Date of this Version

December 2003

Comments

Published for Proceedings, The Range Beef Cow Symposium XVIII December 9, 10, and 11, 2003, Mitchell, Nebraska.

Abstract

Producers often invest a great deal of time and money in developing nutrition and grazing strategies for their cattle. It is often taken for granted that if water is available, cattle productivity can be maintained. This is not always the case. The quality of water available to cattle can have substantial impacts on productivity. Much of the water available to cattle in South Dakota, and other parts of the United States, is not sufficient in quality to sustain performance and health of cattle.

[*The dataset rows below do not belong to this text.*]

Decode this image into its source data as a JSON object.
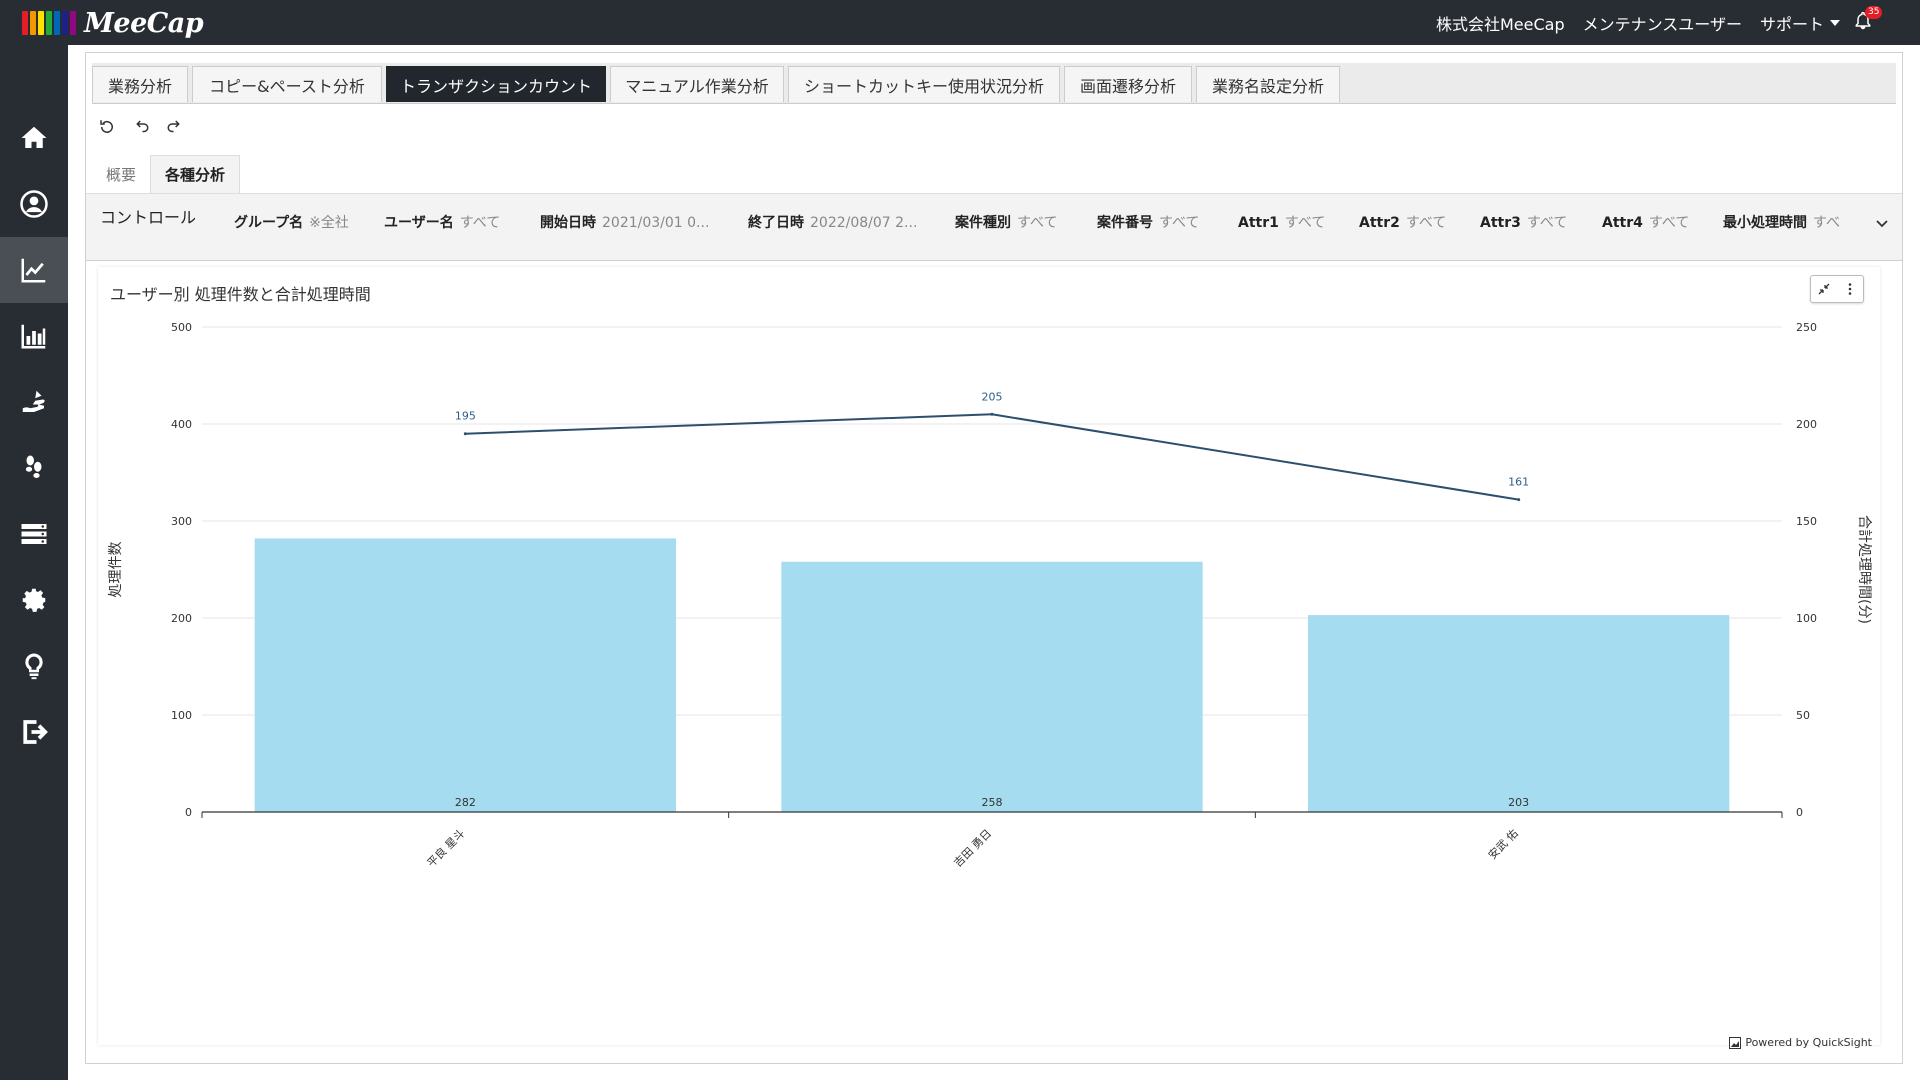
{
  "header": {
    "logo_text": "MeeCap",
    "logo_colors": [
      "#e41e26",
      "#f39800",
      "#ffe100",
      "#22ac38",
      "#0068b7",
      "#1d2088",
      "#920783"
    ],
    "company": "株式会社MeeCap",
    "user": "メンテナンスユーザー",
    "support": "サポート",
    "notification_count": "35"
  },
  "sidebar": {
    "items": [
      {
        "icon": "home-icon"
      },
      {
        "icon": "user-icon"
      },
      {
        "icon": "line-chart-icon",
        "active": true
      },
      {
        "icon": "bar-chart-icon"
      },
      {
        "icon": "hand-icon"
      },
      {
        "icon": "footsteps-icon"
      },
      {
        "icon": "server-icon"
      },
      {
        "icon": "gear-icon"
      },
      {
        "icon": "lightbulb-icon"
      },
      {
        "icon": "logout-icon"
      }
    ]
  },
  "tabs": [
    {
      "label": "業務分析"
    },
    {
      "label": "コピー&ペースト分析"
    },
    {
      "label": "トランザクションカウント",
      "active": true
    },
    {
      "label": "マニュアル作業分析"
    },
    {
      "label": "ショートカットキー使用状況分析"
    },
    {
      "label": "画面遷移分析"
    },
    {
      "label": "業務名設定分析"
    }
  ],
  "subtabs": [
    {
      "label": "概要"
    },
    {
      "label": "各種分析",
      "active": true
    }
  ],
  "controls": {
    "title": "コントロール",
    "items": [
      {
        "label": "グループ名",
        "value": "※全社"
      },
      {
        "label": "ユーザー名",
        "value": "すべて"
      },
      {
        "label": "開始日時",
        "value": "2021/03/01 0..."
      },
      {
        "label": "終了日時",
        "value": "2022/08/07 2..."
      },
      {
        "label": "案件種別",
        "value": "すべて"
      },
      {
        "label": "案件番号",
        "value": "すべて"
      },
      {
        "label": "Attr1",
        "value": "すべて"
      },
      {
        "label": "Attr2",
        "value": "すべて"
      },
      {
        "label": "Attr3",
        "value": "すべて"
      },
      {
        "label": "Attr4",
        "value": "すべて"
      },
      {
        "label": "最小処理時間",
        "value": "すべ"
      }
    ]
  },
  "chart_title": "ユーザー別 処理件数と合計処理時間",
  "powered_by": "Powered by QuickSight",
  "chart_data": {
    "type": "bar",
    "title": "ユーザー別 処理件数と合計処理時間",
    "categories": [
      "平良 星斗",
      "吉田 勇日",
      "安武 佑"
    ],
    "series": [
      {
        "name": "処理件数",
        "type": "bar",
        "axis": "left",
        "values": [
          282,
          258,
          203
        ],
        "color": "#a6dcef"
      },
      {
        "name": "合計処理時間(分)",
        "type": "line",
        "axis": "right",
        "values": [
          195,
          205,
          161
        ],
        "color": "#2d4f6c"
      }
    ],
    "ylabel": "処理件数",
    "y2label": "合計処理時間(分)",
    "ylim": [
      0,
      500
    ],
    "y2lim": [
      0,
      250
    ],
    "yticks": [
      0,
      100,
      200,
      300,
      400,
      500
    ],
    "y2ticks": [
      0,
      50,
      100,
      150,
      200,
      250
    ],
    "grid": true
  }
}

Field observations from our laboratory since 1999 have shown both surface and subsurface water to be high in total dissolved solids (TDS, an estimate of total salts) and sulfates. In the midst of drought conditions in 2002, we observed surface water with sulfates as high as 10,000 parts per million (ppm). Data from the USDA’s National Animal Health Monitoring System (APHIS, 2000) showed samples collected in South Dakota feedlots averaged over 1000 ppm in sulfates. Gould et al. (2002) concluded that 6% of 498 subsurface water samples taken in regions across the United States had sulfates greater than 1000 ppm, with 50% of those coming from water in the North-Central Region (SD, ND, NE, and KS). The authors reported that in multiple locations in South Dakota, sulfur intake from water and forage exceeded the NRC (1996) maximum tolerable level of dietary sulfur (0.4% of dry matter). Drought conditions not only compromise the quantity of water available to cattle, but the lack of moisture re-charge exacerbates water quality problems.